Dans un autre domaine, il y avait hier soir sur une chaîne de télé, un reportage sur le « crédit social » en Chine. Le parti communiste impose une norme comportementale dite « crédit social », où suivant vos comportements vous acquerrez ou vous perdez des points. Vous traversez dans les passages piétons, vous gagnez un point, vous prenez les transports publics vous gagnez trois points, vous achetez une bouteille de vin, vous perdez six points. Ce crédit va permettre d’être admis pour voyager, admis ou non dans certains hôtels. C’est punition, récompense.
Une jeune femme chinoise interviewée quant à ce nous voyons comme un dictat, disait j’ai acquis un maximum de points. Alors vous êtes sage ?  lui disait le journaliste,
– non répondait-elle, je suis normale.
Ce qui confirme qu’en respectant une norme dictée autoritairement, on la rend conforme.

⇒ L’ uniformité sociale peut être dangereuse, je pense par exemple, à la race pure, avec des usines à bébés qui devaient naître blonds aux yeux bleus, pour faire la race pure, la race arienne.
Et cette notion dangereuse de l’individu normal, se trouve même chez un auteur français qui fut prix Nobel.

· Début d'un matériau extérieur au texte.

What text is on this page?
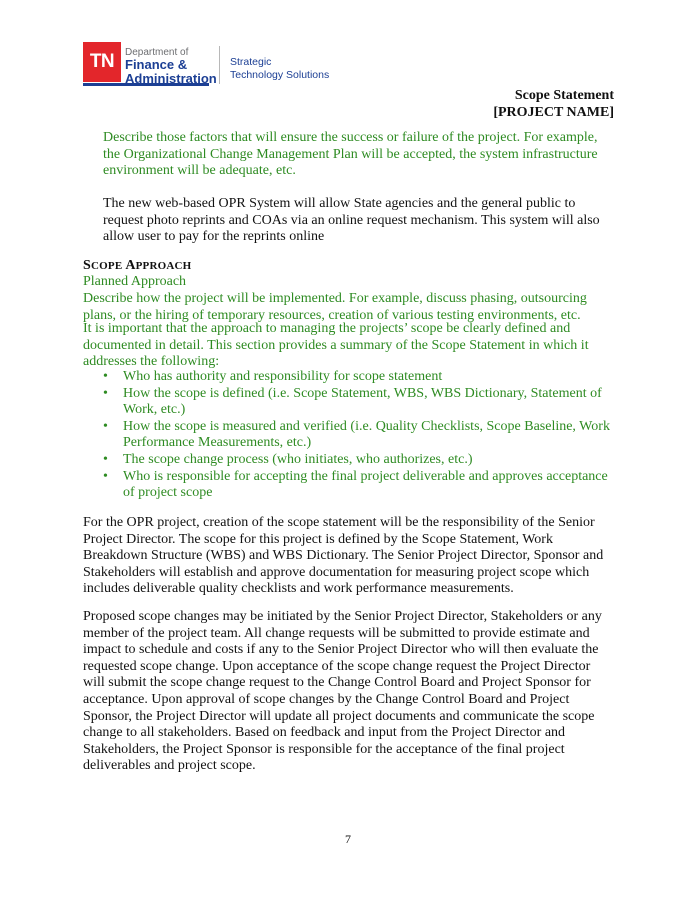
TN	Department of
Finance &
Administration
Strategic
Technology Solutions
Scope Statement
[PROJECT NAME]
Describe those factors that will ensure the success or failure of the project. For example, the Organizational Change Management Plan will be accepted, the system infrastructure environment will be adequate, etc.
The new web-based OPR System will allow State agencies and the general public to request photo reprints and COAs via an online request mechanism. This system will also allow user to pay for the reprints online
SCOPE APPROACH
Planned Approach
Describe how the project will be implemented. For example, discuss phasing, outsourcing plans, or the hiring of temporary resources, creation of various testing environments, etc.
It is important that the approach to managing the projects’ scope be clearly defined and documented in detail. This section provides a summary of the Scope Statement in which it addresses the following:
• Who has authority and responsibility for scope statement
• How the scope is defined (i.e. Scope Statement, WBS, WBS Dictionary, Statement of Work, etc.)
• How the scope is measured and verified (i.e. Quality Checklists, Scope Baseline, Work Performance Measurements, etc.)
• The scope change process (who initiates, who authorizes, etc.)
• Who is responsible for accepting the final project deliverable and approves acceptance of project scope
For the OPR project, creation of the scope statement will be the responsibility of the Senior Project Director. The scope for this project is defined by the Scope Statement, Work Breakdown Structure (WBS) and WBS Dictionary. The Senior Project Director, Sponsor and Stakeholders will establish and approve documentation for measuring project scope which includes deliverable quality checklists and work performance measurements.
Proposed scope changes may be initiated by the Senior Project Director, Stakeholders or any member of the project team. All change requests will be submitted to provide estimate and impact to schedule and costs if any to the Senior Project Director who will then evaluate the requested scope change. Upon acceptance of the scope change request the Project Director will submit the scope change request to the Change Control Board and Project Sponsor for acceptance. Upon approval of scope changes by the Change Control Board and Project Sponsor, the Project Director will update all project documents and communicate the scope change to all stakeholders. Based on feedback and input from the Project Director and Stakeholders, the Project Sponsor is responsible for the acceptance of the final project deliverables and project scope.
7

Dans les années 1920 Alexis Carrel écrit « l’Homme cet inconnu » où il préconisait  l’eugénisme, il fallait se débarrasser  (je le cite) : «  des faibles, des arriérés, des tarés, des faibles d’esprits, des déficients.. » il fallait améliorer la race humaine, car « … les anormaux empêchent le développement des normaux, il faut regarder le problème en face… » Il préconisait de désengorger les prisons, et pour cela il fallait pour lui : « supprimer les criminels au moyen de gaz appropriés ».

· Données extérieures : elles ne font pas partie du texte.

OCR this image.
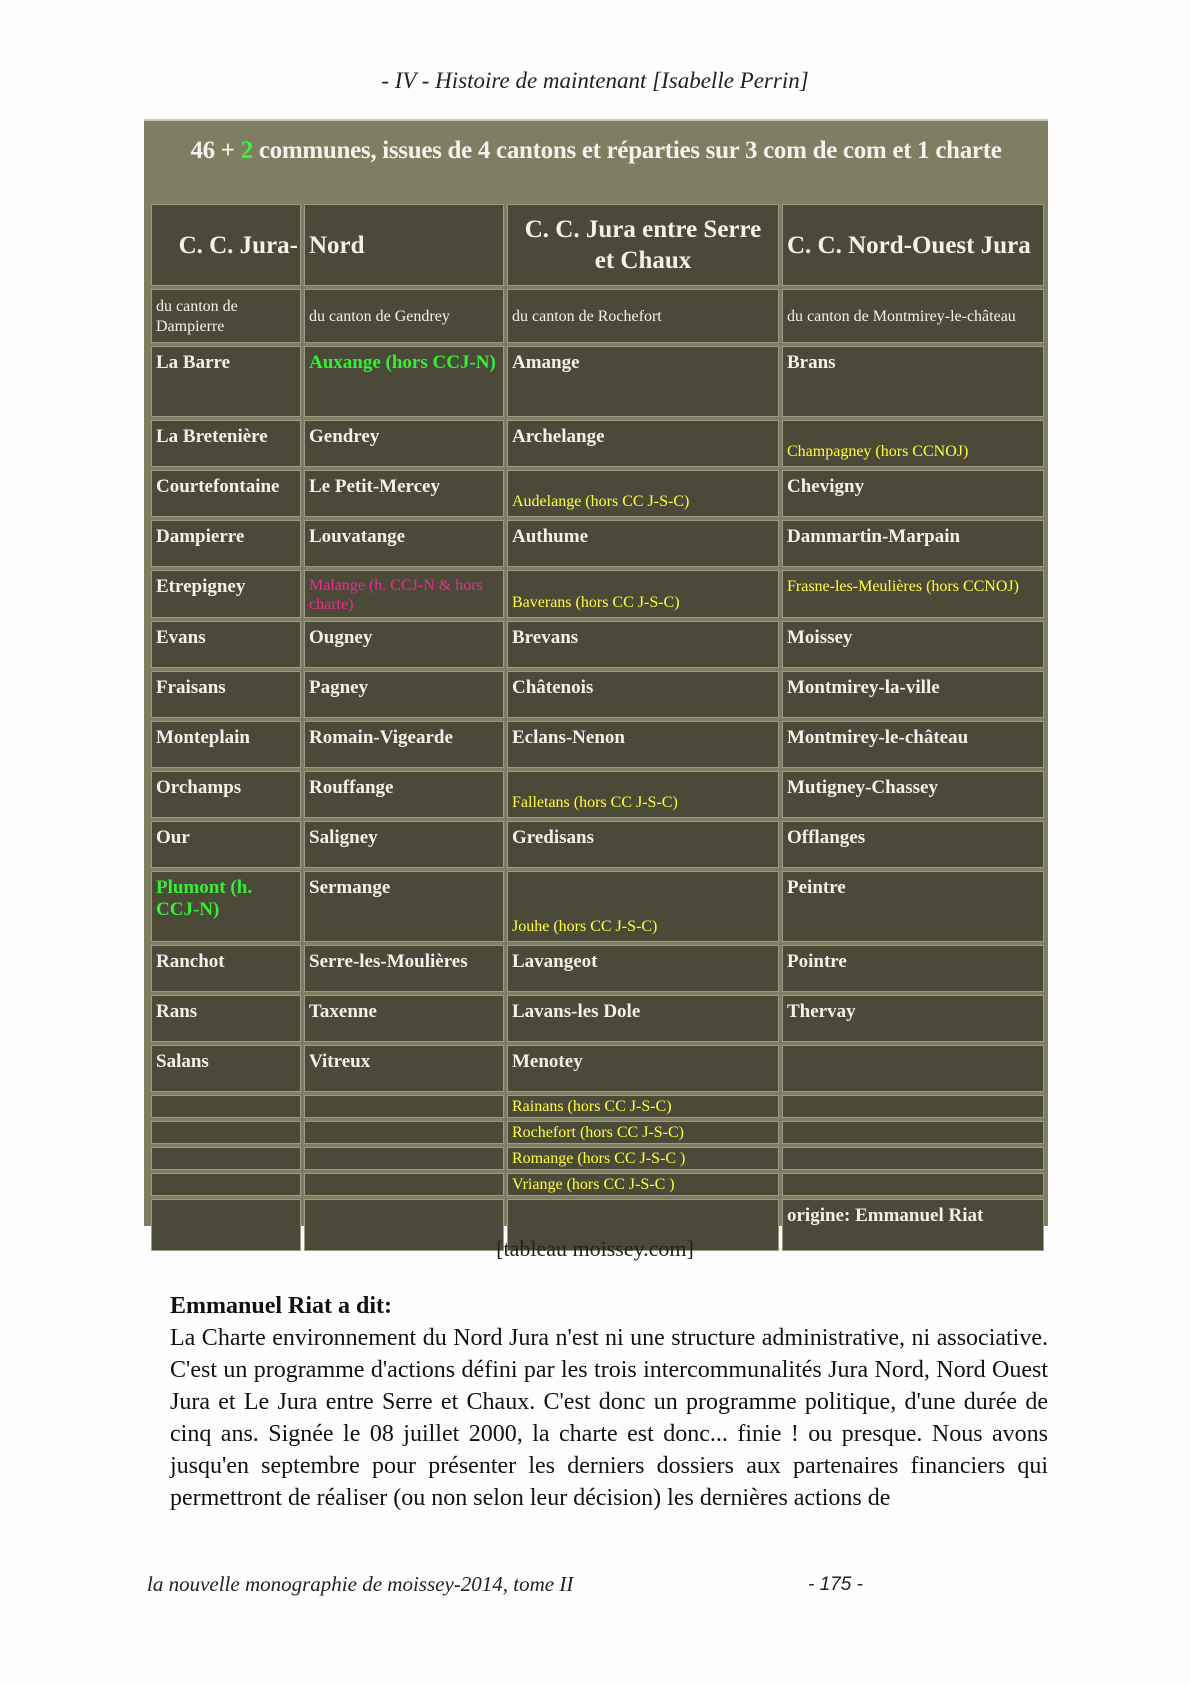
- IV - Histoire de maintenant [Isabelle Perrin]
46 + 2 communes, issues de 4 cantons et réparties sur 3 com de com et 1 charte
C. C. Jura-	Nord	C. C. Jura entre Serre et Chaux	C. C. Nord-Ouest Jura
du canton de Dampierre	du canton de Gendrey	du canton de Rochefort	du canton de Montmirey-le-château
La Barre	Auxange (hors CCJ-N)	Amange	Brans
La Bretenière	Gendrey	Archelange	Champagney (hors CCNOJ)
Courtefontaine	Le Petit-Mercey	Audelange (hors CC J-S-C)	Chevigny
Dampierre	Louvatange	Authume	Dammartin-Marpain
Etrepigney	Malange (h. CCJ-N & hors charte)	Baverans (hors CC J-S-C)	Frasne-les-Meulières (hors CCNOJ)
Evans	Ougney	Brevans	Moissey
Fraisans	Pagney	Châtenois	Montmirey-la-ville
Monteplain	Romain-Vigearde	Eclans-Nenon	Montmirey-le-château
Orchamps	Rouffange	Falletans (hors CC J-S-C)	Mutigney-Chassey
Our	Saligney	Gredisans	Offlanges
Plumont (h. CCJ-N)	Sermange	Jouhe (hors CC J-S-C)	Peintre
Ranchot	Serre-les-Moulières	Lavangeot	Pointre
Rans	Taxenne	Lavans-les Dole	Thervay
Salans	Vitreux	Menotey	
		Rainans (hors CC J-S-C)	
		Rochefort (hors CC J-S-C)	
		Romange (hors CC J-S-C )	
		Vriange (hors CC J-S-C )	
			origine: Emmanuel Riat
[tableau moissey.com]
Emmanuel Riat a dit:
La Charte environnement du Nord Jura n'est ni une structure administrative, ni associative. C'est un programme d'actions défini par les trois intercommunalités Jura Nord, Nord Ouest Jura et Le Jura entre Serre et Chaux. C'est donc un programme politique, d'une durée de cinq ans. Signée le 08 juillet 2000, la charte est donc... finie ! ou presque. Nous avons jusqu'en septembre pour présenter les derniers dossiers aux partenaires financiers qui permettront de réaliser (ou non selon leur décision) les dernières actions de
la nouvelle monographie de moissey-2014, tome II	- 175 -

Dans la société de cette époque, ces écrits n’ont pas suscité de réactions particulières dans le public français. Ce qui nous rappelle que : du nazisme, d’Alexis Carrel à la Chine d’aujourd’hui, nous devons toujours être vigilants sur cette notion de « normal ».

⇒ L’excentricité peut créer des oasis, ce que nous voyons sur les réseaux sociaux, avec parfois des excès où, à trop vouloir se singulariser, à vouloir se « dé genrer » on se trouve devant un gloubi boulga, où l’hétérosexualité est devenu presque hors normes, norme même un peu rance. Il nous faut faire avec toutes nos différences, et savoir que le hors norme est possible.

⇒ Être normal, c’est l’anonymat pour certaines personnes. Il y a un rapport direct entre l’aspect, l’image qu’on envoie, qu’on montre de soi, et sa personnalité. Se comporter autrement, s’habiller autrement, se coiffer autrement, alors, ça permet d’exister, d’être conforme à ma nature, de  « devenir qui je suis »
Un peu à l’inverse,  on lit dans l’ouvrage de Rosa Montero « Del peligro de estar cuerda » (Du danger d’être saine d’esprit) «  Personne ne se rend compte que certaines personnes dépensent une énergie formidable pour être normales, pour soutenir la fragile vitrine conventionnelle de l’existence ».